The standard requires that more and more ethanol be used nationwide every year until 2022.
The 2013 amount - 13.8 billion gallons of ethanol - increases to 14.4 billion gallons in 2014 and 15 billion gallons in 2015, according to Renewable Fuels Association website. More dramatically, the total amount of mandated biofuels, including cellulosic ethanol, more than doubles from 16.55 billion gallons in 2013 to 36 billion gallons in 2022.
In order to reach that level, vehicles are going to need to use higher ethanol blends such as E15, said Kelly Kjelden, general manager at the Poet Biorefining plant in Groton.
E15 is a 15 percent ethanol and 85 percent gasoline mixture, which has been approved by the Environmental Protection Agency for use in cars and light trucks 2001 or newer.
"This was a big win for the ethanol industry," Kjelden said. "It is one more way E15 has been cleared for public use."
Merritt said, "The oil industry is opposed to E15. For every gallon of ethanol used, that displaces a gallon of gasoline."
Nationwide, most fuel stations that sell ethanol blends offer only E10, a mixture of 10 percent ethanol and 90 percent gasoline. The 10 percent blend wall needs to go away, said ethanol proponents.
Attempts to scale back future ethanol benchmarks are, in many ways, an attack on cellulosic ethanol, Merritt said.
Almost all of the increase in ethanol required in the Renewable Fuel Standard after 2015 is from cellulosic ethanol, he said.
Production mandates increase each year from 1 billion gallons of cellulosic ethanol produced in 2013 to 16 billion gallons in 2022.

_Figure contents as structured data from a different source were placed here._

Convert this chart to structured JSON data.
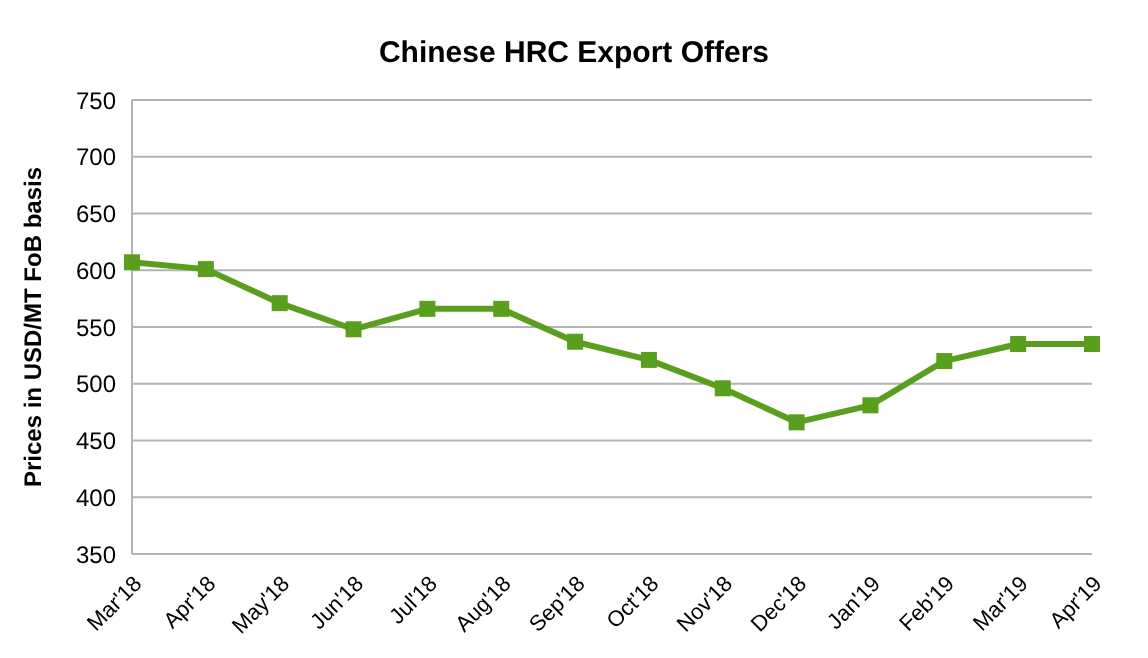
{
  "chart_data": {
    "type": "line",
    "title": "Chinese HRC Export Offers",
    "ylabel": "Prices in USD/MT FoB basis",
    "categories": [
      "Mar'18",
      "Apr'18",
      "May'18",
      "Jun'18",
      "Jul'18",
      "Aug'18",
      "Sep'18",
      "Oct'18",
      "Nov'18",
      "Dec'18",
      "Jan'19",
      "Feb'19",
      "Mar'19",
      "Apr'19"
    ],
    "series": [
      {
        "color": "#5a9e1e",
        "values": [
          607,
          601,
          571,
          548,
          566,
          566,
          537,
          521,
          496,
          466,
          481,
          520,
          535,
          535
        ]
      }
    ],
    "ylim": [
      350,
      750
    ],
    "yticks": [
      350,
      400,
      450,
      500,
      550,
      600,
      650,
      700,
      750
    ],
    "grid": "y",
    "marker": "square",
    "line_style": "solid"
  }
}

Cellulosic ethanol is made of wood, grasses or inedible parts of plants, such as corn cobs. Like ethanol made from fermented corn, cellulosic ethanol is made through a fermentation process that produces grain alcohol (ethanol).

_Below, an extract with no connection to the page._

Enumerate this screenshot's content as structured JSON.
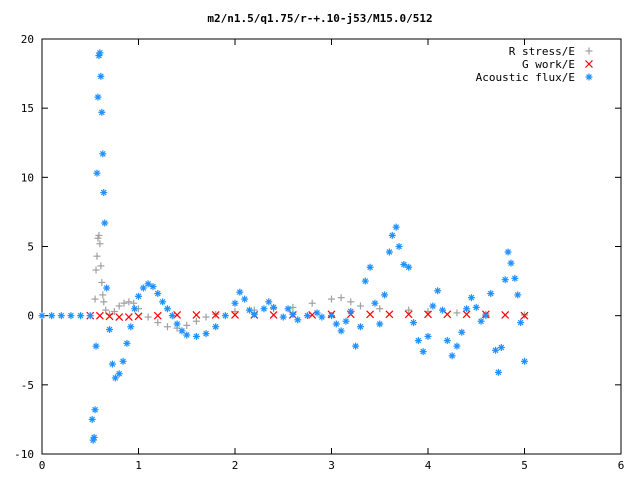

Cellulosic ethanol is more difficult to make because the raw materials have fewer natural sugars to convert into alcohol than high starch plants such as corn.
The benefits of cellulosic ethanol, however, are enormous, said proponents. The raw materials are renewable, abundant and cheap. Cellulosic ethanol is considered the next leap in the evolution of biofuels.
Poet is highly interested in cellulosic ethanol because it has the technology to make it, Merritt said. Poet operates a cellulosic ethanol plant in Emmetsburg, Iowa.
Merritt said Poet would license its technology to other ethanol plants and envisions cellulosic ethanol plants operating alongside corn ethanol plants.
Kjelden said allowing the Renewable Fuel Standard laws to remain intact will keep the ethanol industry on the path of developing more renewable energy.
"Why should we fix something that isn't broken?" he said.
Ethanol opponents said there is less need to develop ethanol because the U.S. has been cutting back on imported oil. The discovery and development domestic oil, such as that in the North Dakota oil fields, is one reason for the decline.
"It's still oil, still a fossil fuel and still not renewable," Kjelden said. "We need renewable, clean-burning fuel. We still need to think about the environment and the air we breathe."
The U.S. imports 40 percent of its petroleum, according to the U.S. Energy Department.
Kjelden said that for South Dakota and rural America, ethanol is especially important because of it economic benefits: Ethanol plants create jobs and add value to farmers' crops.
Kjelden said one of the important points about E15 is that it is a choice, not mandated. He said he hopes more service stations offer it to give consumers a choice.
There is a lot at stake for the oil and ethanol industries in Congress this year, and there will be every year until 2022 when the Renewable Fuel Standard benchmarks are met, Merritt said.